Ajouts du 8 novembre 2017 :
lire l'article de Página/12 sur l'initiative d'un groupe de militants d'opposition, dont l'ex-juge de la Cour Suprême Raúl Zaffaroni et Estela de Carlotto elle-même : ils vont présenter au Congrès un appel à constituer un "toit démocratique commun".
lire l'article de La Nación sur l'absence de remarques de la part de l'ONU à la République Argentine  au sujet des deux affaires en cours, la prison préventive de Milagro Sala et la mort accidentelle (ou criminelle) de Santiago Maldonado. Une délégation argentine est entendue actuellement à Genève par l'organisation internationale
lire l'éditorial de La Nación (tout aussi anonyme que celui de dimanche) qui rétorque à Estela de Carlotto en lui opposant un contre-modèle, la militante radicale, Graciela Fernández Meijide, une femme de valeur et de dialogue, qui a longtemps été éclipsée médiatiquement par Estela de Carlotto et qui revient sous les projecteurs depuis le changement de majorité. Graciela Fernández Meijide a toujours dénoncé l'appel à la haine et à la vengeance, qui se cache parfois sous les revendications des associations de victimes, même si Abuelas le nie énergiquement. Graciela Fernández Meijide a fait partie de la toute première commission d'évaluation des violations des droits de l'homme constituée au retour de la démocratie, en 1984.

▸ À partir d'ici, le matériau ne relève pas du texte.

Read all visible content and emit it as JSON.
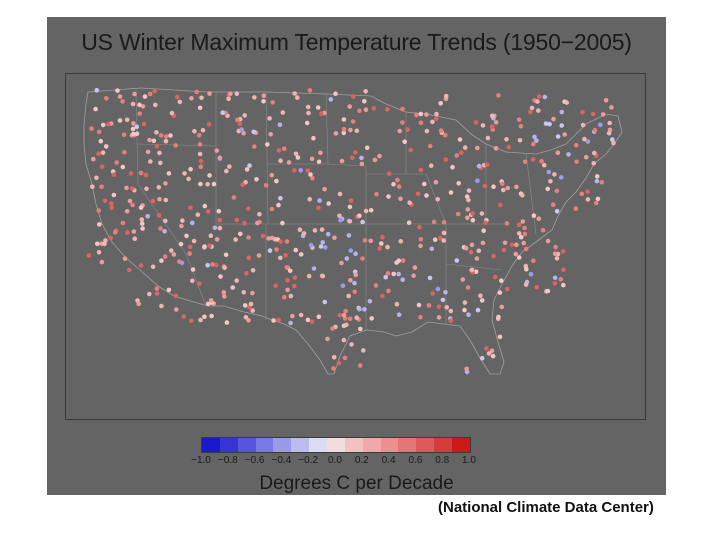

Ajout du 9 novembre 2017 :
lire le compte-rendu de l'appel au Congrès dans l'édition de Página/12 aujourd'hui



(1) alors qu'ils semblent surtout avoir péché par ignorance et peut-être par soumission à leur patron, qui, lui, était bien au courant de l'origine du bébé. Depuis quelques années, on a pu constater que ces pratiques d'adoption frauduleuse avaient prospéré dans tout l'Occident pendant une bonne partie du 20ème siècle et auparavant, sous l'influence de délirantes théories de darwinisme social, dont nous ne semblons pas être tout à fait débarrassés, à en croire certains discours sur les causes de la violence sociale : de telles pratiques ont eu lieu en Australie, pendant plus de cent ans, avec des enfants métis ou aborigènes volés à leurs parents et occidentalisés de force. Cela s'est produit en Israël pour des enfants enlevés à leurs parents judéo-arabes pauvres pour être confiés, sous une autre identité, à des familles ashkénazes, censées être plus évoluées - on croit rêver ! (Le scandale vient tout juste d'éclater). Cela s'est passé en France avec des enfants de la Réunion, déportés en métropole pour repeupler la Creuse. Cela s'est produit en Espagne, sous Franco, avec des enfants mis au monde par des filles-mères ou des femmes pauvres à qui les autorités médicales et parfois religieuses ont fait croire que leur bébé était mort alors qu'il était bien vivant et qu'on le remettait à des familles bourgeoises supposées mieux armées pour les élever dans l'honneur et la moralité. La situation argentine semble un peu différente et plus terrible encore à cause de l'assassinat presque systématique des jeunes accouchées après la capture de leur enfant, accompagné souvent aussi par le meurtre du père, lorsqu'il était connu.
(2) Et comme par hasard, Página/12 prend fait et cause pour Carles Puigdemont contre le méchant Etat espagnol qui aurait retrouvé ses réflexes franquistes. Or en Espagne comme en Argentine, le retour de la démocratie remonte déjà à une génération et demie. Le personnel politique a donc été complètement renouvelé, comme les cadres des forces armées. Renvoyer les fantômes dictatoriaux à la tête de ses adversaires politiques devient une incantation irrationnelle, très éloignée d'une analyse politique sereine et sensée.
(3) Ce clivage est en grande partie le résultat de la propagande développée par l'opposition et notamment par les kirchneristes qui semblent n'avoir toujours pas digéré leur défaite électorale et qui viennent d'en subir une déroute assez sévère ! On dira aussi que le gouvernement prend parfois des positions qui ne vont pas dans le sens de la recherche d'un consensus.
(4) Mais il y avait aussi chez les opposants de l'époque quelques fanatiques au discours insensé et haineux.